Proteins are dynamic systems. Recent evidence demonstrates that they exist in a large number of conformational substates and can continuously move from one substate to another; motion of a small ligand inside a protein may be possible only through these conformational fluctuations. To test this idea, we study with flash photolysis the binding of CO to protoheme and O2 and CO to myoglobin in many different solvents. The standard evaluation of such experiments yields information only about the protein-solvent system. A novel approach is presented which permits conclusions concerning the protein: Data from all solvents are considered together, and the rates for transitions of the ligand over various barriers are studied as a function of temperature for fixed solvent viscosities. Results show that over a wide range in viscosity the transition rates in heme-CO are inversely proportional to the solvent viscosity and can consequently be described by the Kramers equation. The rates of O2 and CO in myoglobin also depend on the solvent viscosity and are most sensitive to the solvent at the lowest viscosity. Viscosity influences protein reactions even in aqueous solutions. The data dan be interpreted by a dynamic model in which transitions into and inside myoglobin are governed by fluctuations between conformational substates corresponding to closed and open pathways.
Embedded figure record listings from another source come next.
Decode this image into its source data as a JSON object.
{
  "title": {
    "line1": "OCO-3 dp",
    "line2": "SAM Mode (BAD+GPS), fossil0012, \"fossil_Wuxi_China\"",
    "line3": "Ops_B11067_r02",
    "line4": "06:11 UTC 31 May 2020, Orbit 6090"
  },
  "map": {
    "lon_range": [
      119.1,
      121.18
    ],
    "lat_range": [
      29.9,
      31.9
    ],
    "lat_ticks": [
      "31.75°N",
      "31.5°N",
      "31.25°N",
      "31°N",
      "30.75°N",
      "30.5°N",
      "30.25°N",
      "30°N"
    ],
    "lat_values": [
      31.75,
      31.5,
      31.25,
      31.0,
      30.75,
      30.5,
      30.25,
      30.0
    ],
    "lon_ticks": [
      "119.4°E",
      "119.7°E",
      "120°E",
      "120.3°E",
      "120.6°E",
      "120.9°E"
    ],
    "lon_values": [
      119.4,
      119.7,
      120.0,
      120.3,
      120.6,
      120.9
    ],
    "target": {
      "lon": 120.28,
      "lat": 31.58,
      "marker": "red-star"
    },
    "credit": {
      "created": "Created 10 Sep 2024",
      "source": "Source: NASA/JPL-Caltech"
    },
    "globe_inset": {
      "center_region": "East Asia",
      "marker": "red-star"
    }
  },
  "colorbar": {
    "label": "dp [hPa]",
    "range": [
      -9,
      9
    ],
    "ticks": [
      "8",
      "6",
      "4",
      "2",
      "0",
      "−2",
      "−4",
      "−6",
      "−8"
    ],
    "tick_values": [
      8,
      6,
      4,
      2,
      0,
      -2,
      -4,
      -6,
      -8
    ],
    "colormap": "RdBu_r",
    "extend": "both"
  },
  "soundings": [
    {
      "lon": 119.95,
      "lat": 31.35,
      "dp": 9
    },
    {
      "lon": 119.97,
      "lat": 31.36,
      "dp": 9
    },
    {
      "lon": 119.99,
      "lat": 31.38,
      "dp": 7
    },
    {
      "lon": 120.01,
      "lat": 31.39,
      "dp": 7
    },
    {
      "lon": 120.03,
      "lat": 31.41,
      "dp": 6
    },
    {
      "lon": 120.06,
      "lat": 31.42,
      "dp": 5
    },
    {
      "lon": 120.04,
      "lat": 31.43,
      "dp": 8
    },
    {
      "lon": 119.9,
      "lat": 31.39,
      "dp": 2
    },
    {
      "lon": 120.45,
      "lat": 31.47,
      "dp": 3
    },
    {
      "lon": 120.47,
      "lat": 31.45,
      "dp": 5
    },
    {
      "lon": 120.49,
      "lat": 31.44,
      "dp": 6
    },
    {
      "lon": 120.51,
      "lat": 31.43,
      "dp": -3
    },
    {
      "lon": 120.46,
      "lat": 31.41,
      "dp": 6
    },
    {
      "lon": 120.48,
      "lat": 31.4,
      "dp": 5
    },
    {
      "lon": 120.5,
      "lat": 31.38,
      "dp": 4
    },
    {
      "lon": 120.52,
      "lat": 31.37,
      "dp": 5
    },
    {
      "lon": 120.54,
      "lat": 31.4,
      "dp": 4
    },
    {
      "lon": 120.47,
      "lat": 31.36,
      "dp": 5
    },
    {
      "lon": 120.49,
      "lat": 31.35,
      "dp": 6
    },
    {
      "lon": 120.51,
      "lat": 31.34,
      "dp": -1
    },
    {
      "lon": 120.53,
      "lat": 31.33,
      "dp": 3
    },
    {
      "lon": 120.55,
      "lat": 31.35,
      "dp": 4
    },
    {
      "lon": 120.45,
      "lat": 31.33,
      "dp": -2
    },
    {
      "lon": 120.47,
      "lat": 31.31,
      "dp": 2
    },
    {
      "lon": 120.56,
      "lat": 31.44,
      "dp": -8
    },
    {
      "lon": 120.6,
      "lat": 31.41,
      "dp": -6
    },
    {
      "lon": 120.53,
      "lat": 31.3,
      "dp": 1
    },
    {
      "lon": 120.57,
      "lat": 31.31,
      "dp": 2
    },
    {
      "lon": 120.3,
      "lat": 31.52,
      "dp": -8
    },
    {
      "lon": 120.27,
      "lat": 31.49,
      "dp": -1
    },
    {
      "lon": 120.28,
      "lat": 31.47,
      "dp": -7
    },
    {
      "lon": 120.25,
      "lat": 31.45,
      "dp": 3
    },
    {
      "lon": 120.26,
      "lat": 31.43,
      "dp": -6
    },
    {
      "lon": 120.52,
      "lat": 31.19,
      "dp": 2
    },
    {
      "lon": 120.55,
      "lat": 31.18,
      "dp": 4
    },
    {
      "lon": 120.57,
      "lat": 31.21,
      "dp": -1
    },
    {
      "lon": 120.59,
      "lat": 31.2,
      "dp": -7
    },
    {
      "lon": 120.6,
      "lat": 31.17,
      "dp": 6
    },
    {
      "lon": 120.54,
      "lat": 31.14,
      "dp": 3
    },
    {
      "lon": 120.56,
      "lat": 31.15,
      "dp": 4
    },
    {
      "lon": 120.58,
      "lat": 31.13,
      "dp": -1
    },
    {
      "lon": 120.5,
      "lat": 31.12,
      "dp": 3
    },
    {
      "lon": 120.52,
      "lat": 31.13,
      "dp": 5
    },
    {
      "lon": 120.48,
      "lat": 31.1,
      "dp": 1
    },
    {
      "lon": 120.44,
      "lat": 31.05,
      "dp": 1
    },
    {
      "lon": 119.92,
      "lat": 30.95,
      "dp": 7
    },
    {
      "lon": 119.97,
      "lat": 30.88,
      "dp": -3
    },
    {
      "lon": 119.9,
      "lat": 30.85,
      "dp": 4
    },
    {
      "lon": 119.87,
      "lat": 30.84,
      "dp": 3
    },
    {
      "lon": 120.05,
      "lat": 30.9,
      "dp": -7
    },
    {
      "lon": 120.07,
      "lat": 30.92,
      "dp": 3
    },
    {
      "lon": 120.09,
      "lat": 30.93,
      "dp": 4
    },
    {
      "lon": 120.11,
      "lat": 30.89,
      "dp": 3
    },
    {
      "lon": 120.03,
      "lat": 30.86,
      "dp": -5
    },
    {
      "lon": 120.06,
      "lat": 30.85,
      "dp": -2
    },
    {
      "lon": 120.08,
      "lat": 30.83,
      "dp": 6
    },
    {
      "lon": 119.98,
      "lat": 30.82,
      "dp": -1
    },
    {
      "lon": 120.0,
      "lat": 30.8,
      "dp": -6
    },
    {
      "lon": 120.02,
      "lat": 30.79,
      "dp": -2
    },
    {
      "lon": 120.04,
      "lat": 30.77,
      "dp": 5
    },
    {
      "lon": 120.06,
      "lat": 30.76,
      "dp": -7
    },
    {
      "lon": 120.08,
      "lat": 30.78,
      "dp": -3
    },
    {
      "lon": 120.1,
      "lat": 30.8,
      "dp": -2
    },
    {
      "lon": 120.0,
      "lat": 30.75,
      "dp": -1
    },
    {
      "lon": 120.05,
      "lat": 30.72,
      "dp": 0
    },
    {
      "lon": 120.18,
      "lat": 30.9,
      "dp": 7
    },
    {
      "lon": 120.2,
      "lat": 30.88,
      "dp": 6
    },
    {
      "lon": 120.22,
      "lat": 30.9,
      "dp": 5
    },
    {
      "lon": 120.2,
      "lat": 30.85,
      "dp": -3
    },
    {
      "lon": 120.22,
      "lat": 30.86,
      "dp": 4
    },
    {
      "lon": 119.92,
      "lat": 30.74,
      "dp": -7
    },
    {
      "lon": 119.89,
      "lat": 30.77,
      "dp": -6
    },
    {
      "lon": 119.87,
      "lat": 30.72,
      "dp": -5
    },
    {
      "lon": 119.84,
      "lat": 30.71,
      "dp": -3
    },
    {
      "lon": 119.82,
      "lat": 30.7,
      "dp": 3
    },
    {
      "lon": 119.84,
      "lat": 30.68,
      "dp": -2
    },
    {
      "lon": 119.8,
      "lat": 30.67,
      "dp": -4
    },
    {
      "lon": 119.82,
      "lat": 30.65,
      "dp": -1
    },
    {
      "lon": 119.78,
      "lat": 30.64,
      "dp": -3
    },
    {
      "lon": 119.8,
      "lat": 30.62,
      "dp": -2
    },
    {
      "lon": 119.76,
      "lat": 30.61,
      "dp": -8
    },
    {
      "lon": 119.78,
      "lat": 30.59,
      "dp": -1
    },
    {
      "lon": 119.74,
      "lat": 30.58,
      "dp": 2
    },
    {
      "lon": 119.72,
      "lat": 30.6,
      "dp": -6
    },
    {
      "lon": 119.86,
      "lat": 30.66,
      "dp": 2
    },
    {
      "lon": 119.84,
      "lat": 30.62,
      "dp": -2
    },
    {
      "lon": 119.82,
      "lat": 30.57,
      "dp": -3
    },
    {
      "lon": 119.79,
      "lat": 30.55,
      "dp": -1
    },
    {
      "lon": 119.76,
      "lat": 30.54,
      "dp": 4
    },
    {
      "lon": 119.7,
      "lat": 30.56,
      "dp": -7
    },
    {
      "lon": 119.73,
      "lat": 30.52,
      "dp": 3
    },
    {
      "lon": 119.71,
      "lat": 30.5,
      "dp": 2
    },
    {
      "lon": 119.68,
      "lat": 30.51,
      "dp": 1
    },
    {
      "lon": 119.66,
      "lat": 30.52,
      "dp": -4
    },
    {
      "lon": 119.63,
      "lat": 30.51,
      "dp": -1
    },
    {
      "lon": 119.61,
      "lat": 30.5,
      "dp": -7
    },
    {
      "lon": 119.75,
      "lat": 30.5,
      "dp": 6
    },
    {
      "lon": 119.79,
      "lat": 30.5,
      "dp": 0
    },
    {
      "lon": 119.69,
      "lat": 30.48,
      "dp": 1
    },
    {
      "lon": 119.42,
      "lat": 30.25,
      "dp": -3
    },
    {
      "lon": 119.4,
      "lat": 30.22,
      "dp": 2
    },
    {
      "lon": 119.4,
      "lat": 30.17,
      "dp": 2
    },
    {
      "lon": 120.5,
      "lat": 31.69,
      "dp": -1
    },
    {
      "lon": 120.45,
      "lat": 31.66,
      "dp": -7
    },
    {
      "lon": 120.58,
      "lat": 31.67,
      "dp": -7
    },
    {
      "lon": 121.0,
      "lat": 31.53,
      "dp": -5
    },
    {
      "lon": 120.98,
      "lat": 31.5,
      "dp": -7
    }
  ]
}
Ligand motion thus is mainly controlled by gates and not by static potential barriers. Some characteristic parameters for the substates are determined, and they agree approximately with similar parameters found in Mössbauer experiments. As expected, the barrier parameters evaluated in the novel approach deviate markedly from the ones obtained by the conventional procedure. Comparison with model calculations or basic theories will be meaningful only with the new evaluation, and the method may be essential for many or possibly all biochemical reactions.